- Global current-account deficits plus surpluses reached 3.7% of world GDP last year — approaching levels that preceded the Asian financial crisis, the US housing bubble, and the eurozone debt crisis — and will top the agenda at next week’s G7 summit in France.
- The US current-account deficit of $1.1 trillion is the world’s largest single imbalance; the IMF says tariffs do little to fix it — the bigger driver is America’s own budget deficit, which sustains excessive spending and insufficient saving.
- China’s surplus is the world’s largest, sustained by currency undervaluation (yuan estimated 15%+ undervalued), capital controls, household taxes, and a minimal safety net that suppresses domestic consumption and keeps exports hyper-competitive.
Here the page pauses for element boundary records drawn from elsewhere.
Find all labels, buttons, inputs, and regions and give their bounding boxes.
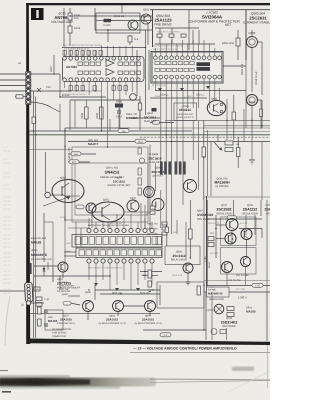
resistor R529 xyxy=(236,38,240,46)
right vertical line xyxy=(266,292,268,341)
inner resistor row 1 xyxy=(78,62,141,65)
bus above SVI module xyxy=(155,43,215,45)
regulator bottom box xyxy=(204,291,270,293)
wires xyxy=(34,265,58,267)
regulator section headers xyxy=(207,196,272,292)
bus above AN7062 xyxy=(62,47,145,49)
dark label SVI2064A xyxy=(197,62,211,66)
transistor Q706 xyxy=(241,229,252,240)
pill label C550 xyxy=(227,216,237,220)
caption underline xyxy=(130,351,270,354)
components below IC xyxy=(69,86,127,91)
power sw detector MN60 xyxy=(30,237,92,294)
mid-left sub circuit B162 xyxy=(60,94,140,130)
pill on wire xyxy=(150,122,174,124)
resistor 195 xyxy=(34,287,40,291)
transistor Q609 xyxy=(184,180,197,193)
long bus line green xyxy=(29,134,270,136)
resistor vertical xyxy=(202,147,206,157)
inner box xyxy=(72,147,148,222)
resistor R507 xyxy=(68,13,72,20)
transistor Q708b xyxy=(225,233,236,244)
ground xyxy=(186,281,191,283)
capacitor marks xyxy=(44,309,48,311)
op-amp triangle 1 xyxy=(106,60,114,67)
vertical wires center xyxy=(101,60,246,228)
wire right column xyxy=(261,42,263,95)
resistor xyxy=(128,36,132,42)
capacitor C512 xyxy=(117,110,121,112)
bus below SVI module xyxy=(155,90,246,92)
divider lines xyxy=(206,196,208,292)
wire above xyxy=(150,97,207,99)
tube oval Q1 xyxy=(52,180,84,203)
outer box xyxy=(64,128,66,220)
wire to edge xyxy=(0,73,28,75)
transistor Q608 xyxy=(86,203,96,213)
diode D508 xyxy=(115,104,123,108)
resistor R509 xyxy=(68,26,72,33)
diode bridge circle xyxy=(214,304,224,314)
wire xyxy=(69,8,71,45)
transistor Q45 xyxy=(83,301,94,312)
wire mesh below xyxy=(108,29,152,31)
module outer box xyxy=(151,52,223,84)
resistor R538 xyxy=(100,107,104,119)
wires vertical right mid xyxy=(203,120,205,147)
box xyxy=(70,99,140,101)
transistor Q603 xyxy=(113,301,124,312)
module pin stubs bottom xyxy=(155,79,214,120)
regulator circuit cluster xyxy=(204,215,270,341)
wire B-162 xyxy=(60,96,106,98)
divider vertical between sections xyxy=(152,10,154,48)
bottom left block MA165 xyxy=(21,268,63,338)
overload detector UN4211 xyxy=(150,95,226,124)
central vertical wires xyxy=(141,90,267,330)
mid right component cluster xyxy=(214,135,255,164)
bottom middle transistors xyxy=(29,281,206,338)
left stub wires with labels xyxy=(68,152,96,164)
middle transistor cluster 2SC1815 xyxy=(138,112,197,215)
pin stubs top xyxy=(65,46,133,57)
box upper xyxy=(221,217,257,246)
bus line bottom xyxy=(143,329,206,331)
components above IC xyxy=(63,51,102,56)
page number tab 1 xyxy=(31,8,44,20)
driver tube Q601 xyxy=(76,199,124,223)
extra connection wires xyxy=(48,100,255,340)
relay drive 2SC3112 xyxy=(140,222,200,292)
bottom scan shadow band xyxy=(0,371,270,390)
cap bank 1 xyxy=(160,162,186,175)
border frame left xyxy=(26,3,30,344)
power module SVI2064A xyxy=(151,40,223,120)
bus line with pill TP2 xyxy=(68,141,270,143)
transistor Q602 xyxy=(127,200,139,212)
small parts below xyxy=(36,297,42,301)
tiny label noise rows xyxy=(60,44,248,291)
vertical resistor xyxy=(189,229,193,239)
cap dark xyxy=(30,263,32,274)
border frame top xyxy=(26,3,270,5)
module pin stubs top xyxy=(155,40,214,56)
top small circuit above AN7062 xyxy=(64,5,262,95)
vertical wires xyxy=(33,268,35,338)
transistor Q606 xyxy=(183,263,193,273)
ground xyxy=(249,159,255,161)
paper grain xyxy=(0,0,1,1)
ground triangles below module xyxy=(158,86,210,91)
transistor Q505 below IC xyxy=(130,94,137,101)
label box xyxy=(16,95,23,98)
top pin row xyxy=(63,57,140,61)
terminal circle xyxy=(26,301,30,305)
pin stubs above module xyxy=(89,214,152,228)
top pin row xyxy=(154,56,222,60)
border frame bottom xyxy=(27,339,271,346)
- A Plaza Accord-style currency realignment is the economist consensus fix, but is politically near-impossible without China at the table — and the IMF has no enforcement mechanism over the world’s two largest economies.
What Happened?
The IMF calculates that global current-account imbalances — the combined total of deficits and surpluses across all countries — reached 3.7% of world GDP last year, up from a multi-decade low and approaching levels that historically preceded major financial crises. The G7 summit in France’s Evian next week will put “global imbalances” formally on the agenda, at the initiative of French President Macron, who has warned that without coordination they “risk unwinding in a disorderly manner.” The US carries the world’s largest deficit at $1.1 trillion. China runs the world’s largest surplus. Germany and Japan are chronic surplus nations. WSJ chief economics commentator Greg Ip offers the clearest-eyed assessment of why this matters — and why it likely won’t be fixed.
Why It Matters?
Excessive current-account imbalances have a consistent historical track record of ending badly. The Latin American debt crises of the 1980s, the Asian financial crises of the late 1990s, the US housing bubble of 2007–09, and the eurozone debt crisis all featured large deficits financed by foreign capital inflows that eventually stopped or reversed sharply. Today’s imbalances are structurally different — they’re driven less by fixed exchange rates and private bank lending and more by persistent national policy choices — but the underlying fragility is similar. The US is now financing its deficit partly by selling equities to foreigners at record rates ($736 billion last year), meaning a significant AI-driven stock correction could simultaneously correct the deficit by destroying the foreign-held IOUs while potentially destabilizing bond and currency markets globally. Trump’s tariff approach, the IMF says, is largely ineffective — a microeconomic tool that gets offset by exchange rate and spending adjustments. The real culprits are America’s own budget deficit and China’s macroeconomic suppression of domestic consumption.
What’s Next?
The G7 summit provides a diplomatic forum but not a solution. China isn’t a member, and both China and the US have strong incentives to maintain policies that produce their respective imbalances. A new Plaza Accord — coordinated currency realignment — would require China to let the yuan appreciate by at least 15% and the US to cut its budget deficit substantially. Neither is politically feasible in the near term. The IMF can surveil and warn but cannot compel. In the absence of coordination, the question becomes whether imbalances correct gradually through market forces or disruptively through a crisis. The 1985 Plaza Accord is remembered as a success, but it worth noting — as Ip does — that the inflationary aftershocks from that realignment contributed to the 1987 stock market crash. History suggests the resolution of large imbalances is rarely painless.